Gigamon signs on Ingram Micro in U.S to leverage Cloud Marketplace

The deal covers Ingram Micro in the U.S. only, but the companies are working on an agreement with Ingram Micro Canada as well.

Larissa Crandall, Gigamon’s Vice President of Worldwide Channels and Alliances

Networking visibility vendor Gigamon has made a move to strengthen their cloud partner ecosystem by signing on Ingram Micro as a distributor in the U.S. The move is intended to leverage Ingram’s cloud presence, as well as Ingram’s strong relationship with Cisco, as the Gigamon ThreatINSIGHT offering has a key strategic integration with the Cisco SecureX Platform.

The Ingram Micro deal complements Gigamon’s existing relationship with Arrow Electronics in the U.S., and will replace Gigamon’s relationship with French-headquartered Exclusive.
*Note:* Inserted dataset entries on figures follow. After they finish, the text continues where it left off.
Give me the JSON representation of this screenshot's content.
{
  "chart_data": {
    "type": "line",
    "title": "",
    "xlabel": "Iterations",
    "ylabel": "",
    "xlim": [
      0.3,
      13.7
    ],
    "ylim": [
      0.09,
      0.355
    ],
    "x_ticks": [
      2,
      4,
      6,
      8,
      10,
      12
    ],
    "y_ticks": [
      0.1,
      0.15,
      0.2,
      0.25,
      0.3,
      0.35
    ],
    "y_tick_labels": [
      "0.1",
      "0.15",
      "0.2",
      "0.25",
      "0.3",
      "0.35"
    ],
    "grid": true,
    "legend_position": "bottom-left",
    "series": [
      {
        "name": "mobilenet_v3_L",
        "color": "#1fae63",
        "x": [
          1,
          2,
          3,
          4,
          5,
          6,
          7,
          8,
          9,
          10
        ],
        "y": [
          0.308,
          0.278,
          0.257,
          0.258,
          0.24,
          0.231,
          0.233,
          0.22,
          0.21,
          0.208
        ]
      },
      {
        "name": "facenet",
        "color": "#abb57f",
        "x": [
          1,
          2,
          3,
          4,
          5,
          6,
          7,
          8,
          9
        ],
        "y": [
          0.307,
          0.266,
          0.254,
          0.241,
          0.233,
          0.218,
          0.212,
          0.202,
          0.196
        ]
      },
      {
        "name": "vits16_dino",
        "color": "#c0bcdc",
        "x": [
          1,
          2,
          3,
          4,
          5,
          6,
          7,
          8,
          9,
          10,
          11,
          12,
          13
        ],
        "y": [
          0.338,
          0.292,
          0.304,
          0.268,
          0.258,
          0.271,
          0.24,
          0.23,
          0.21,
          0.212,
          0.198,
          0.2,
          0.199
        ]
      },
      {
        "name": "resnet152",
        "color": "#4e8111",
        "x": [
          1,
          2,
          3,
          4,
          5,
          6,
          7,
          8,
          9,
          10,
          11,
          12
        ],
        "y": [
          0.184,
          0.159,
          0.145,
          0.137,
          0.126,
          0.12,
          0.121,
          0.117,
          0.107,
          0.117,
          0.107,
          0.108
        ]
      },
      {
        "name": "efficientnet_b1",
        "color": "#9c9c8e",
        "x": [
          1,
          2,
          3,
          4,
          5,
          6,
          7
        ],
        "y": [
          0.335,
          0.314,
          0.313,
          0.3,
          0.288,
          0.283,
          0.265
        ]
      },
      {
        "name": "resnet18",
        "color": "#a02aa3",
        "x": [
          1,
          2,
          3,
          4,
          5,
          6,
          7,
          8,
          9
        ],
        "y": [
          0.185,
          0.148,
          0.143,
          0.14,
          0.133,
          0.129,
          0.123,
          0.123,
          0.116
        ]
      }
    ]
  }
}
Gigamon had an earlier relationship with Westcon/Synnex in the U.S. which is no longer extant

Gigamon sees the move to Ingram as a way to expand their business significantly,

“This is not a share shift,” said Larissa Crandall, Gigamon’s Vice President of Worldwide Channels and Alliances. “It’s to expand our MSP, SLED, service provider and enterprise business. Gigamon’s core solution is first within the market, and is having incredible growth that will grow further by being hooked into the larger system that Ingram has. I’ve worked with them before, and they fit very well with our cloud security and networking.”

Crandall emphasized that the Ingram relationship is especially focused on the cloud.

“We are looking to the Ingram Cloud Marketplace to scale our ThreatInsight NDR [Network Detection and Response] products,” she said. “ThreatInsight is part of the Cisco SecureX platform. Ingram’s strong Cisco connection will let us tap into that further.”

This Ingram deal is only for the U.S., but Crandall said that they are negotiating a separate agreement with Ingram Micro Canada. Currently, Gigamon’s Canadian distribution is limited to Arrow.

“The Ingram Micro agreement will apply to Canada in due course,” she stated.

Gigamon also intends to use Ingram to make tools the vendor has developed more broadly available to partners.

“We developed an ROI value calculator vetted by a third party, that partners can use as an assessment tool with prospects,” Crandall noted.  “We have also created demand generation market acceleration bundles that partners can get with MDF, and Ingram will also be sharing those.”

Crandall also indicated that Gigamon’s strategy around recruiting Ingram partners would have a strong 5G focus.

“5G, on the horizon, is the biggest transformative change our generation will see, and it has a lot of data attached to it,” she said. “We will be putting our recruitment strategy with Ingram around that. For data in motion, 5G is a huge accelerator.

Distribution is critical to Gigamon’s Go-to-Market strategy, which has a large number of partners, who are served entirely through two-tier distribution. They have implemented a 100% model for new sales, and the 5% or so of direct business consists of legacy customers.

“We continue on our steady channel course,” Crandall said. “For everything that comes in, we bring in a partner at stage two of the opportunity, and in every area.”

Gigamon now has close to 2800 partners.

“We recruit constantly, but we are selective,” Crandall stated. “We have many transactional partners but are most dedicated ones are aligned to our core strategic partners, like Nutanix, VMware, Cisco, Fireeye, and Riverbed. We are also seeing interest from smaller, emerging IoT ecosystem vendors, who want to be part of our fabric.”

Crandall also noted that Gigamon recently revamped their training and enablement for partners to take advantage of the general move of such activities online.

“We did a complete overhaul of our certification program and increased the number of certs by 4x,” she said. “You get a wider reach online. We had 200 people show up for a training session with no incentives being given. We never would never have gotten that kind of response, and its much more efficient than a channel account manager travelling to train 200 sellers.”